Вот тогда-то все и произошло…. Ребята попросили дядю Гришу взять их с собой на Урал…
Вечер был тогда тихий и безветренный. На берегу, как всегда, горели костры. В котлах варилась уха. Рядом, на рогожных подстилках, сидели и лежали захмелевшие казаки. Кое-где звучали песни. Небо было синее, звездное. Митька с Федькой сидели на бревне у костра и хлебали из котла стерляжью уху. Вот тут-то они и решили поведать бывалому казаку про свою давнюю мечту.

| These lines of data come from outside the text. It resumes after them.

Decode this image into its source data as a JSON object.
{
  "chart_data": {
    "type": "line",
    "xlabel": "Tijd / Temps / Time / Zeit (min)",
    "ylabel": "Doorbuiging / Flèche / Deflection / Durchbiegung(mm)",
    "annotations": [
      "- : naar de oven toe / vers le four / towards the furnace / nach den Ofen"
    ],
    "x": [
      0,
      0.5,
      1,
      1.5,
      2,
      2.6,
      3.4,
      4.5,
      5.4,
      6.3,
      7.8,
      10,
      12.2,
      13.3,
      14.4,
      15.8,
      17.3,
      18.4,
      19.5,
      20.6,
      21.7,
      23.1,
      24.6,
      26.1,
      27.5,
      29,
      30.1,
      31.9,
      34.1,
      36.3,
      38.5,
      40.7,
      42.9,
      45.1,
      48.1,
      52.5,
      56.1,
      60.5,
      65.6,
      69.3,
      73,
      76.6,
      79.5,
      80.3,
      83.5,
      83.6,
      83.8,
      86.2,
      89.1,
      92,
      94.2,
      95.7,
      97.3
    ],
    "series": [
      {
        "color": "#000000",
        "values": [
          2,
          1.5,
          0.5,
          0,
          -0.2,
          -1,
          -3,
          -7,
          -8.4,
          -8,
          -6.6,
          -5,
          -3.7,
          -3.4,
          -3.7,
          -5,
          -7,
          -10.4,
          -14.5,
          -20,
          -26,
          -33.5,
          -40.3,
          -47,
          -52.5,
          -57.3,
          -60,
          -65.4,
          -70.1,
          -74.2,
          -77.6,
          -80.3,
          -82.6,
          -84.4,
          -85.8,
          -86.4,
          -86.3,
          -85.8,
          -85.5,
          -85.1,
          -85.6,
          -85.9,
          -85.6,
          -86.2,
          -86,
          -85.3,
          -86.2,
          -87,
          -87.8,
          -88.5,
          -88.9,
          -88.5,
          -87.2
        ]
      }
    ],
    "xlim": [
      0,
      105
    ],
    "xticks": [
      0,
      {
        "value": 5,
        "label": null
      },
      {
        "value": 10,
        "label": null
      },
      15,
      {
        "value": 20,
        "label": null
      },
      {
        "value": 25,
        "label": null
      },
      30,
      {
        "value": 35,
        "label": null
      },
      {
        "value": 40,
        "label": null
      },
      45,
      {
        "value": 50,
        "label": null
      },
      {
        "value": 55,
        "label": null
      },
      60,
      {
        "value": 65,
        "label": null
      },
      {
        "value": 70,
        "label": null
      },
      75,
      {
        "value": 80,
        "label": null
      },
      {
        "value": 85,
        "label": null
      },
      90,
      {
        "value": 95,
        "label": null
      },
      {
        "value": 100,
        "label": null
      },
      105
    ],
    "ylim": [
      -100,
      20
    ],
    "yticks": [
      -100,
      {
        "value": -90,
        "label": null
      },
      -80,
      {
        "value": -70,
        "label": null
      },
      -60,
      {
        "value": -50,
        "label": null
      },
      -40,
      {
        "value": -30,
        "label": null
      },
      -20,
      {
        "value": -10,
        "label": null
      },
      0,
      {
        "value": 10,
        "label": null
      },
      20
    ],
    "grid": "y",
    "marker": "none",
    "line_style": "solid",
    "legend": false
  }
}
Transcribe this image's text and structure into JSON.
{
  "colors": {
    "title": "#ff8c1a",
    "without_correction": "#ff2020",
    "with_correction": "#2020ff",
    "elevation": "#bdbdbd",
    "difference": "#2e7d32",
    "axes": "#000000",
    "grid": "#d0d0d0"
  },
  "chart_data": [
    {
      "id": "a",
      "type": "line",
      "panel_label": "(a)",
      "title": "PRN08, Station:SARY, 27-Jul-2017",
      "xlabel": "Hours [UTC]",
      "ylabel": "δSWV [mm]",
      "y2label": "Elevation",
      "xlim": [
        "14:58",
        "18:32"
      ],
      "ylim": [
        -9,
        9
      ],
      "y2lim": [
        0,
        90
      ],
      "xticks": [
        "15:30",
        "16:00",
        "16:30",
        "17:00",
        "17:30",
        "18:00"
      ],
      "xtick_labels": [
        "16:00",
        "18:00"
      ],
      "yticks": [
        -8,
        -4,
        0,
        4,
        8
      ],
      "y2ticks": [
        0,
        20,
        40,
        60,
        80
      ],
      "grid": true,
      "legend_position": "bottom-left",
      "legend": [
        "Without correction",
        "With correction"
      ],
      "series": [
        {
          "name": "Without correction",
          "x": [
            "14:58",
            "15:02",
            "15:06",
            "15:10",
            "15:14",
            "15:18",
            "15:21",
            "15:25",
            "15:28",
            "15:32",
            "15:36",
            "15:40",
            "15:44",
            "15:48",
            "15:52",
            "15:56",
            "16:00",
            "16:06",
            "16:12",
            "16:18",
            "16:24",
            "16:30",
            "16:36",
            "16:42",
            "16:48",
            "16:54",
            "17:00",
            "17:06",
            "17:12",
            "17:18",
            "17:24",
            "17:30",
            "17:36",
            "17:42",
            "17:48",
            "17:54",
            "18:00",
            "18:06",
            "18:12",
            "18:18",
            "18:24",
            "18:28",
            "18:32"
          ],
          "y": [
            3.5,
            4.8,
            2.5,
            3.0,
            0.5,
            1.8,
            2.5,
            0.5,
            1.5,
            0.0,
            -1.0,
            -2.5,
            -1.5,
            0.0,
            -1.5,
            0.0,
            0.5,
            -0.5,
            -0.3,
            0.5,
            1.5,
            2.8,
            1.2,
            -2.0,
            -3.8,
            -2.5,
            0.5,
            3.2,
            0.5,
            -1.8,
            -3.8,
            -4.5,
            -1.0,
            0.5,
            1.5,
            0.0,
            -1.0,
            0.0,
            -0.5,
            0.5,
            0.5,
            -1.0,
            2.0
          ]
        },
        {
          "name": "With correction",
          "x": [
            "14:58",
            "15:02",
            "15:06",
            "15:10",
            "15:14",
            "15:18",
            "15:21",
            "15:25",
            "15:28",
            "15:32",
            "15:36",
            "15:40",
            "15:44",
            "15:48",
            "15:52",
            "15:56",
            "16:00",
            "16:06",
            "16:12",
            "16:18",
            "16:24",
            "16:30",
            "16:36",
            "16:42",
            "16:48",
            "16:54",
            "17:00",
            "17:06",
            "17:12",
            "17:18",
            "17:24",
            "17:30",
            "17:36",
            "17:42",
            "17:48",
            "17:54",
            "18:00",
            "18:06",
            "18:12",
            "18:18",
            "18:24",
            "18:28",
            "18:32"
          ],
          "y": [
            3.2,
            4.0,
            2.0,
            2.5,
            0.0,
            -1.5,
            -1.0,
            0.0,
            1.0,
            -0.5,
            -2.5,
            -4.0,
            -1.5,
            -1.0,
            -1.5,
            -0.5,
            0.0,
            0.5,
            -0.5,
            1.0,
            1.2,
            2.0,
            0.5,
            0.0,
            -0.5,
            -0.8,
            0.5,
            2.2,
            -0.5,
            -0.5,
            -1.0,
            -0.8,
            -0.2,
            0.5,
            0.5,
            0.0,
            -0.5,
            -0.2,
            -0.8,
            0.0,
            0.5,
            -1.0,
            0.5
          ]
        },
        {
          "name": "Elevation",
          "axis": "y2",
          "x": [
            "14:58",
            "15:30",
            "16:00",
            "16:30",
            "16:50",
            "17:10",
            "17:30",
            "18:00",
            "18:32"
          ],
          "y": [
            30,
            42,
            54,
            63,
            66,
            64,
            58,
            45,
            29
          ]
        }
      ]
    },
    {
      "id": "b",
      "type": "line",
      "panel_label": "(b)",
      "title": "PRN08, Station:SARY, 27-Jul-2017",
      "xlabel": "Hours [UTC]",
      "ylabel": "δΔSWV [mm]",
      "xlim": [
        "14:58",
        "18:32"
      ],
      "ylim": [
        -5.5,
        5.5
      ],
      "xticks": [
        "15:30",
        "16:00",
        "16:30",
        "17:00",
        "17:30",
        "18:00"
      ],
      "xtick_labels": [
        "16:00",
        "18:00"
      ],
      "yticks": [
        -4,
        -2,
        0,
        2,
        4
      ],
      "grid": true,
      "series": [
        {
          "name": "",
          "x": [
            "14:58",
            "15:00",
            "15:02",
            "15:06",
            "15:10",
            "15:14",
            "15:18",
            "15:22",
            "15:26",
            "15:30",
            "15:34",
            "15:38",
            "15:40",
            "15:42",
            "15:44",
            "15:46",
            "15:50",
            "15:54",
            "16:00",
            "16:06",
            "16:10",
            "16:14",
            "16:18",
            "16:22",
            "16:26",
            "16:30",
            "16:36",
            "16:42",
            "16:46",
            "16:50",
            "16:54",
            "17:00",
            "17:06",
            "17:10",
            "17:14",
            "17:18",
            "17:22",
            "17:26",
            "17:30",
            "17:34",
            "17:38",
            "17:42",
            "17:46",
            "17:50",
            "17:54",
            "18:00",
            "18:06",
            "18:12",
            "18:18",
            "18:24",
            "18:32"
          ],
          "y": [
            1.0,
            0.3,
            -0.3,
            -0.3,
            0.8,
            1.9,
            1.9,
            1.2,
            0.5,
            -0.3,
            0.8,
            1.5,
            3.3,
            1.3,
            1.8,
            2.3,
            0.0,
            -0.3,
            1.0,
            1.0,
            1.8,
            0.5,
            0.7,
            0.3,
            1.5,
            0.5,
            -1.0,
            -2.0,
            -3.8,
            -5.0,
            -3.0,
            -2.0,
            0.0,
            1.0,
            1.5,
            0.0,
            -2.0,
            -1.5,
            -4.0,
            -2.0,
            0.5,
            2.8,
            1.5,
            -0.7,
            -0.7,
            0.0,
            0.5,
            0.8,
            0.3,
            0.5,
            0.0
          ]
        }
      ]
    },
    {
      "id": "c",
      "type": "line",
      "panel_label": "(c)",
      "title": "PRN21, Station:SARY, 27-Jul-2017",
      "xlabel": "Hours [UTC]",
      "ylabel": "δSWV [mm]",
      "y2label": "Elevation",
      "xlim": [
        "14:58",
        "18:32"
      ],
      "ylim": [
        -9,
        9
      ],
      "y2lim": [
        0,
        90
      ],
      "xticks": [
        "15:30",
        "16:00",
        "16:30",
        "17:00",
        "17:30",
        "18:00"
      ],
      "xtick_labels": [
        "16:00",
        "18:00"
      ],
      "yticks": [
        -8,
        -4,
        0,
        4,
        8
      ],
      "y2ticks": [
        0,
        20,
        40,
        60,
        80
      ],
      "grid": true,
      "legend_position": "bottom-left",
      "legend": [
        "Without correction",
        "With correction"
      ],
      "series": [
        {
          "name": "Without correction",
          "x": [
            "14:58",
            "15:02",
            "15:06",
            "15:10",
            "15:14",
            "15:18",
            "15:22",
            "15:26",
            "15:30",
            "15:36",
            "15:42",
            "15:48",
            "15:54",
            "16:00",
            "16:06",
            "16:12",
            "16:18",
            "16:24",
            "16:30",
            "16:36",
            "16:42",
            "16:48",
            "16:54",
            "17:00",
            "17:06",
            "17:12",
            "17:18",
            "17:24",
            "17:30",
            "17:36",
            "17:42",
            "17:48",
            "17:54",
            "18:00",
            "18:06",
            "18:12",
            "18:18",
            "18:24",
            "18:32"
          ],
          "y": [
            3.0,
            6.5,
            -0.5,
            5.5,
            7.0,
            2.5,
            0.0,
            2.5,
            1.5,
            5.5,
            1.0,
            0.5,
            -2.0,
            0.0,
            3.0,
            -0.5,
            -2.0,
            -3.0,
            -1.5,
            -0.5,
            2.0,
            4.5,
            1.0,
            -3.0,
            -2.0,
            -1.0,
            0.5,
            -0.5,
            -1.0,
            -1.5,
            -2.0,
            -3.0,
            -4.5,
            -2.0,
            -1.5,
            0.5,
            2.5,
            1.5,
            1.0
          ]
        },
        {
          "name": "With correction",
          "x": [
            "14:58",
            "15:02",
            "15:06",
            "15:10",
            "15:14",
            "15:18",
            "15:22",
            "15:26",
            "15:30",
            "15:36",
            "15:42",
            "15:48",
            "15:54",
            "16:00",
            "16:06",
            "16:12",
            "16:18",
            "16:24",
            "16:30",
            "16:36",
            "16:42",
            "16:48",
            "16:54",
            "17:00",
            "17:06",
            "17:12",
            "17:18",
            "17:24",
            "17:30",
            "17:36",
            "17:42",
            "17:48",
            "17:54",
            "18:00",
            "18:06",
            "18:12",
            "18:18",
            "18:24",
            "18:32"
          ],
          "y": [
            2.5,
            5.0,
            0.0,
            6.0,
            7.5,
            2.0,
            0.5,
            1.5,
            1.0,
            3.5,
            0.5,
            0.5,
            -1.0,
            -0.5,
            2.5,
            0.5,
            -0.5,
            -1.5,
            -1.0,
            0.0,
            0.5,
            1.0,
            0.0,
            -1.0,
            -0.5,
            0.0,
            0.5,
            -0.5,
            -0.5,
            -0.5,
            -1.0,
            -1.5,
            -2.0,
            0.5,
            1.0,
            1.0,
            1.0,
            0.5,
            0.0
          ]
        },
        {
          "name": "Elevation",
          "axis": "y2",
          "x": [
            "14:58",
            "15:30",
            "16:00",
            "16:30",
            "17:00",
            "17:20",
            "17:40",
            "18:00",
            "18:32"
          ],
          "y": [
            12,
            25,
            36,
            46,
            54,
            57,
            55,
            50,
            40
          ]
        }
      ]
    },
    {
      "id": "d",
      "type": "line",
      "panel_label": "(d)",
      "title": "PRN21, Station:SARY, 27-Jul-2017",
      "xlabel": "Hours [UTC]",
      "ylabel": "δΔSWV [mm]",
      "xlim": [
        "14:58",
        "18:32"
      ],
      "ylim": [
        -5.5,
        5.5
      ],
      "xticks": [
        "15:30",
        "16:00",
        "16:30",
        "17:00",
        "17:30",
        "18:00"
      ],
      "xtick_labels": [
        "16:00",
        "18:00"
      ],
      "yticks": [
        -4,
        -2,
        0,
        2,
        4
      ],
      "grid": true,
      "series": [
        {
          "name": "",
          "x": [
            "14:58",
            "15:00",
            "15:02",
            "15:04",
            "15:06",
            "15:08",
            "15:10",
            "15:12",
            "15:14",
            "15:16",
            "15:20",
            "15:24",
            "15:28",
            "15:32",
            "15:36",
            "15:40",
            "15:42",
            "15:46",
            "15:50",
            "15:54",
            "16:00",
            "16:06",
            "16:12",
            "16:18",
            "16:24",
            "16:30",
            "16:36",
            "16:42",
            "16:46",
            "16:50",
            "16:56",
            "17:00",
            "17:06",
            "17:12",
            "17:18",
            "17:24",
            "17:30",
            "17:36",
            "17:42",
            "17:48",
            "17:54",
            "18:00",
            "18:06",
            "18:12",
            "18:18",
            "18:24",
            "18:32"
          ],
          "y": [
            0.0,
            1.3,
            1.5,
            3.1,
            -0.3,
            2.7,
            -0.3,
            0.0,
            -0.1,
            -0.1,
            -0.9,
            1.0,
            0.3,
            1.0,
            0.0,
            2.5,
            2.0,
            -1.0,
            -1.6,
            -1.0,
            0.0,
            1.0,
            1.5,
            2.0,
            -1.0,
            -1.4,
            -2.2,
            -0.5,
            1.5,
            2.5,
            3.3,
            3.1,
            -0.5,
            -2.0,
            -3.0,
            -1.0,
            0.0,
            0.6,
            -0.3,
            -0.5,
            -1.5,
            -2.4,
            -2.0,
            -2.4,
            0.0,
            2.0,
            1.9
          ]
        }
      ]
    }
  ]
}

Бутаков казалось, не обращал никакого внимания на их взволнованную сбивчивую речь. Он продолжал молча хлебать ушицу. Но вот, наконец, оторвался от котла, огладил живот, облизал деревянную ложку, и, обернув ее тряпицей, сунул за голенище мягкого козлового сапога. И только потом, огладив рукой черную бороду, посмотрел на ребят, и усмехнулся:
-Оно конешно, робята так, но атаман Ершов, похоже, будет не согласный. Родители-то ваши на посаде заметные людишки, а вы ишо отроки…. Вот получите согласие родителев, тогда и сказ будет…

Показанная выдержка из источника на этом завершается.